Rektor IPB Arif Satria dalam sidang terbuka menyebut Doni berkontribusi besar di sektor lingkungan, salah satunya terkait program yang diusungnya di sektor sumberdaya alam dan lingkungan yang berhasil meredam konflik di Maluku.
”Sumber daya alam dan lingkungan juga memiliki peran yang sama dalam proses perdamaian. Ini teoritik yang bisa jelaskan sumberdaya alam lingkungan dengan perdamaian, bahwa proses governance yang baik dalam pengelolaan lingkungan dan alam akan meredakan konflik," kata Arif.
Program yang dimaksud Arif adalah gagasan emas biru dan emas hijau yang digagas Doni Monardo saat menjabat sebagai Pangdam XVI/Pattimura.
Baca juga: Doktor HC Doni Monardo, Selarik Kisah yang Terpendam
Gagasan ini dinilai berhasil meredam konflik dengan mengajak kelompok mantan separatis, bahkan kelompok-kelompok antar-desa yang bertikai untuk bisa bergotong royong membangun dan memanfaatkan sumber daya alam.
Gagasan Emas Biru merupakan program budidaya perikanan dengan mengajak peran serta masyarakat.
Baca juga: Pidato Orasi Doktor HC Doni Monardo di IPB
Sedangkan Emas Hijau adalah program mengembalikan kejayaan rempah rempah Maluku dalam bentuk budidaya lahan oleh masyarakat.
"Apa yang dilakukan oleh Letjen Doni Monardo dengan gagasan emas biru, emas hijau, telah sukses menjadi peredam konflik di Kepulauan Maluku, dan ini merupakan langkah yang baik sekali dalam menciptakan stabilitas sosial dengan pengelolaan lingkungan dan SDA secara adil," kata Arif.
Baca juga: Doni Monardo Raih Gelar Doktor Honoris Causa dari IPB
Arif juga menyinggung soal pengelolaan sumber daya alam dan lingkungan yang adil. Menurutnya, diperlukan komitmen tinggi untuk menegakan kedaulatan di bidang pangan, energi, dan kesehatan dalam tujuan prinsip keberlanjutan di sektor lingkungan.
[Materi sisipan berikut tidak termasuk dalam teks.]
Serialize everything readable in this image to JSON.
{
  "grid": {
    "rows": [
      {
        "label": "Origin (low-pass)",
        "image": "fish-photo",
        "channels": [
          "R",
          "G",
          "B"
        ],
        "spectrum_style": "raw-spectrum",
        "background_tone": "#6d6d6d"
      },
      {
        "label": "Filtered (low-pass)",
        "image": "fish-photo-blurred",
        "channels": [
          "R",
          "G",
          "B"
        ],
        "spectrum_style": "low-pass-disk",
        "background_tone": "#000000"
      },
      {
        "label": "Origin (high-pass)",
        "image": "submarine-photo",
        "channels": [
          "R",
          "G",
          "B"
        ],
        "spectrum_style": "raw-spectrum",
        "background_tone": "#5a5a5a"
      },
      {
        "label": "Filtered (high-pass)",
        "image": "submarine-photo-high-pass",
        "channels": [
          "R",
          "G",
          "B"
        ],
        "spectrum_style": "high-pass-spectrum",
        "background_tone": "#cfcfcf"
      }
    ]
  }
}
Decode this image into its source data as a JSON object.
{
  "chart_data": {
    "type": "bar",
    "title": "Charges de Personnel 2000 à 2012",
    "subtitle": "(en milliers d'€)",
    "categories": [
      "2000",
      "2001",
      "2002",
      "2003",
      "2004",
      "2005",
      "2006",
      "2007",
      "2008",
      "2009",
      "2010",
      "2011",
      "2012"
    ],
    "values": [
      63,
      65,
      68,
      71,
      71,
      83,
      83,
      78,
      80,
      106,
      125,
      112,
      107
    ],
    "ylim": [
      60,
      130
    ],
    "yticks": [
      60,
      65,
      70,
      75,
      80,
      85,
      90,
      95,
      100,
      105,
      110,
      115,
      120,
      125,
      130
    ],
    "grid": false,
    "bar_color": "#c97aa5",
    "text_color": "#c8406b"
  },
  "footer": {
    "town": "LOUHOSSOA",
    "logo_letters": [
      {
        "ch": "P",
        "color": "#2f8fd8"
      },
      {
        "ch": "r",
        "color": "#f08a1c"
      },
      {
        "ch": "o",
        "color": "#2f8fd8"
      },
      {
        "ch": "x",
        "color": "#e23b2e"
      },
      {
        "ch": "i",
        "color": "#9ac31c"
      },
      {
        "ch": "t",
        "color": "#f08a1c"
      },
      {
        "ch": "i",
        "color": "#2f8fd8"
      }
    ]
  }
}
"Maka juga diperlukan sebuah proses dari mulai yang sifatnya kultural pendidikan lingkungan dan pelatihan, bagaimana kita mampu mobilisasi sumberdaya dengan membangun kolaborasi antara pemerintah perguruan tinggi, LSM, masyarkat, industri, kita juga perlu memulihkan keanekaragaman hayati, spesies, dan ekosistem, serta membangun kolaborasi di bidang hukum serta advokasi kebijakan," kata Arif.
Semua itu, kata dia, bisa dilakukan apabila memperkuat environmental leadership. Kepemimpinan lingkungan, kata dia, merupakan konsep penting dalam upaya prinsip-prinsip keberlanjutan di sektor lingkungan dan sumberdaya alam. Dan ini, telah dilakukan oleh Doni Monardo.
"Di sinilah letak argumen mengapa IPB memberikan Doktor Kehormatan, Doktor Honoris Causa kepada Letjen Doni Monardo berkaitan dengan isu-isu yang tadi saya sampaikan," kata dia.
Doni Monardo saat sedang membacakan orasi ilmiahnya terlihat menitikkan air mata, disertai suara parau menahan tangis.
Ruangan pun tiba-tiba hening beberapa detik, sebelum akhirnya suara tepuk tangan tamu undangan memecah hening.
”Saya akan mempertanggungjawabkan penghargaan dan kepercayaan yang diberikan IPB kepada saya. Gelar Doktor Kehormatan ini menjadi energi baru bagi saya untuk terus konsisten menyelamatkan lingkungan dan sumber daya alam,” kata Doni dikutip dari Youtube IPB, Sabtu (27/3/2021).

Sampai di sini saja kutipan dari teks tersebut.